A sage at ease beneath a spreading tree
Complete with learned scroll and line and hook,
Some pomegranates and a pot of rice
A beaker and a flagon;
Before him slowly flows a tiny brook,
Behind him lurks among slim bamboo shoots
A lizard maybe or maybe a dragon.
For twice a thousand years he has sat so
Or even more, and thought on thought, or nought
Weighing the infinite of mere man’s nonentity,
Letting the years slip past his unbaited hook;
His scroll is still unrolled,
And still rolls on the tiny brook.
Never a breeze has ruffled herb or tree;
Ripe pomegranates and a pot of rice
Are still in hand; beaker and flagon
Offer as ever potent consolation;
The scroll is still unrolled, the brook rolls on,
And bright-eyed, still, among green bamboo shoots
A lizard lurks or maybe it’s a dragon.
As I consider this contented sage
I wish that he were I or I were he,
Prisoners exchanged, a sane to a mad age.

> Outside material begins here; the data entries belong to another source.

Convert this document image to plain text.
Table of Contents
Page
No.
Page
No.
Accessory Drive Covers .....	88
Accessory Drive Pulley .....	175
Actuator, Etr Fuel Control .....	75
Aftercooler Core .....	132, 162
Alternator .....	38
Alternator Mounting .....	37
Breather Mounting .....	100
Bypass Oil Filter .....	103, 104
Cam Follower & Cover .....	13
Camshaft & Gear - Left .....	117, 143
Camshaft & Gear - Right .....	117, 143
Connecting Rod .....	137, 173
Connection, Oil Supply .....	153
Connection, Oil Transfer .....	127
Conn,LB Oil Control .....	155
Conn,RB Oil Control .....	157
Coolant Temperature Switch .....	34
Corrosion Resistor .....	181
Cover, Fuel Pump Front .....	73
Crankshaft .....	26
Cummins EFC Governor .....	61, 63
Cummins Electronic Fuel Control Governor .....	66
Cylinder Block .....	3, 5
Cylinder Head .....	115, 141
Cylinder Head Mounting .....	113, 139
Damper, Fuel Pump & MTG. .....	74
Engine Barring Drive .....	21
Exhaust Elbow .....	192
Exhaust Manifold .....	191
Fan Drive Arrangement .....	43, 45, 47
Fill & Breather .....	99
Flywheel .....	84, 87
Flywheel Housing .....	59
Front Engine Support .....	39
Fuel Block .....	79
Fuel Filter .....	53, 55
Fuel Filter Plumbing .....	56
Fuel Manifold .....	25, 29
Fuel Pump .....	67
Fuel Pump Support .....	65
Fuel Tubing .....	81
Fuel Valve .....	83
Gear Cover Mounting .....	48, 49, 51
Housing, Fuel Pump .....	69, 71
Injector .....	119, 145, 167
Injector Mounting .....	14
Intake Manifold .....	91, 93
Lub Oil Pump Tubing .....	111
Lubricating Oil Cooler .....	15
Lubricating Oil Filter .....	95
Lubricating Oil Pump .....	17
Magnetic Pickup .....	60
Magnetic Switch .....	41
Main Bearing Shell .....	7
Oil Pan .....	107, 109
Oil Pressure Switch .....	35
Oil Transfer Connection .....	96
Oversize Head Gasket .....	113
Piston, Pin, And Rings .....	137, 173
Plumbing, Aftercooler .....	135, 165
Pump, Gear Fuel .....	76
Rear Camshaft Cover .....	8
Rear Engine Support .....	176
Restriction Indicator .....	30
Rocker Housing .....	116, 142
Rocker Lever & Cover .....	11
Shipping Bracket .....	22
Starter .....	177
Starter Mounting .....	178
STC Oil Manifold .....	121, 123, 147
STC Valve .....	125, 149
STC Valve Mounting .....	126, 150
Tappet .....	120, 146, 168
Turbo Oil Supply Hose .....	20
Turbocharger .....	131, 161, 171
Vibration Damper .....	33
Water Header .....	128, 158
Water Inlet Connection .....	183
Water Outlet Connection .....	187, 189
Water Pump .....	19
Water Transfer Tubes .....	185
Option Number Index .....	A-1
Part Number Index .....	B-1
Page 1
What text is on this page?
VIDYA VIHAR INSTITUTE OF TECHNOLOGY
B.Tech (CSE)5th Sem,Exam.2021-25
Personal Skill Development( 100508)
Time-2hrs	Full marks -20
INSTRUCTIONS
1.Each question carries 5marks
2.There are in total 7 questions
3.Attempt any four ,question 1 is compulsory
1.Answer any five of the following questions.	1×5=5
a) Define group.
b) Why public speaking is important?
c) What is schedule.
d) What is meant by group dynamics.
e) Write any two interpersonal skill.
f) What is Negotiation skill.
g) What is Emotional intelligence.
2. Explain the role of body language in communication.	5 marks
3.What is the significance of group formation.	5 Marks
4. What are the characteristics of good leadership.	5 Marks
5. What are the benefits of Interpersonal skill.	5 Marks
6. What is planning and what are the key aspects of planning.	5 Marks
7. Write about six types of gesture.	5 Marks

No, that’s not fair; I would not wish that he
Should lose such golden calm to take my place,
Blown out of blissful quiet to endure
The misery of our distraught humanity:
I could not bear to see fade from his face
The contemplative calm of days gone by.
And so instead of such exchange I’ll wish
To step into the picture, sit with him
Complete as he with rod and line, and fish,
Fish patiently with neither bait nor hook
Idly and endlessly in the tiny brook,
The tiny brook that slips so quietly
Across the picture by the tasselled scroll
Heavy with wisdom he’s not cared to unroll
Complete with pomegranates and a pot of rice,
Beaker and flagon, is his paradise.
I’ll choose to share with him that joke that he
In every smiling wrinkle seems to be
Savouring, and from deep-carven wrinkles it appears
Has been enjoying for two thousand years.